An important fact to note about kubernetes’ internal dns configuration is that it provisions pods resolv.conf with the setting options ndots:5. this is to allow dns searches to hit across the nested subdomains that kubernetes uses internally.

To walk through why this is important, we can imagine an environment in which a customer has a custom search domain for their network. for the purposes of our example we’ll use: some.domain

For convenience, the customer has configured the DNS record *.some.domain to respond with the address of their loadbalancer.

A pods /etc/resolv.conf will end up looking something like:

search default.svc.cluster.local svc.cluster.local cluster.local some.domain
options ndots:5

With the custom search domain from the host appended to the cluster internal search domains.

An internal dns request to a service DNS name like redis would traverse each search domain until it gets a non NXDOMAIN response.

For example

redis.default.svc.cluster.local <- this gives a result so we stop here

If none of these return a result, coredns forwards the search to the hosts /etc/resolv.conf which in turn will forward to the hosts upstream dns server.

For a typical internal query coredns will respond to redis.default.svc.cluster.local, and the dns query will stop there. but for dns queries to external resources, like replicated.app, the query falls through the cluster’s search domains.

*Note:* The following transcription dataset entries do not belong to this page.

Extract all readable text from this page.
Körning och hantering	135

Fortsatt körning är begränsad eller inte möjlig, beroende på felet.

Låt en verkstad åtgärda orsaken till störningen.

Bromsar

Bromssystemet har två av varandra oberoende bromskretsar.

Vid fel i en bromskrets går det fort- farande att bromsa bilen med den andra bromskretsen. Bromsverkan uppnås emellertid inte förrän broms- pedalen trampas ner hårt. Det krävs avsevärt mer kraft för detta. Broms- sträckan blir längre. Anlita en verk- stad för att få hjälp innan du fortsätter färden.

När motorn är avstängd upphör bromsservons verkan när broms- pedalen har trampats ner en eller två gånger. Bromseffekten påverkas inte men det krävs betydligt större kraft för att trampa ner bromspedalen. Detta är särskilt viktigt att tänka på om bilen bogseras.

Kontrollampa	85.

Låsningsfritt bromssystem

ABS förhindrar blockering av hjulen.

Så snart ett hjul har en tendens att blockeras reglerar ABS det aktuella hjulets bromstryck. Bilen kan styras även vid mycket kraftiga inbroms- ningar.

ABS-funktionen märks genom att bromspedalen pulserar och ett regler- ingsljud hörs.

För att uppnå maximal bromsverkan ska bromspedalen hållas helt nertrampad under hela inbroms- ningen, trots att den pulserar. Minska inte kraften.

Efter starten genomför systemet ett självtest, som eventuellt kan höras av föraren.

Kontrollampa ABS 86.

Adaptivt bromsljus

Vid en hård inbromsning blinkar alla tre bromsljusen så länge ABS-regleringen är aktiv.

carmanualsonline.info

One of our pods tries to contact replicated.app, we can imagine it’s dns queries as:

replicated.app.some.domain <- because of wildcard dns, this returns a result

In a typical environment, the wildcard domain *.some.domain causes no issue, but for kubernetes the dns query hits replicated.app.some.domain, to which the upstream dns server happily responds with the results for *.some.domain casusing requests to an external service to be inadvertantly redirected to the customers own domain.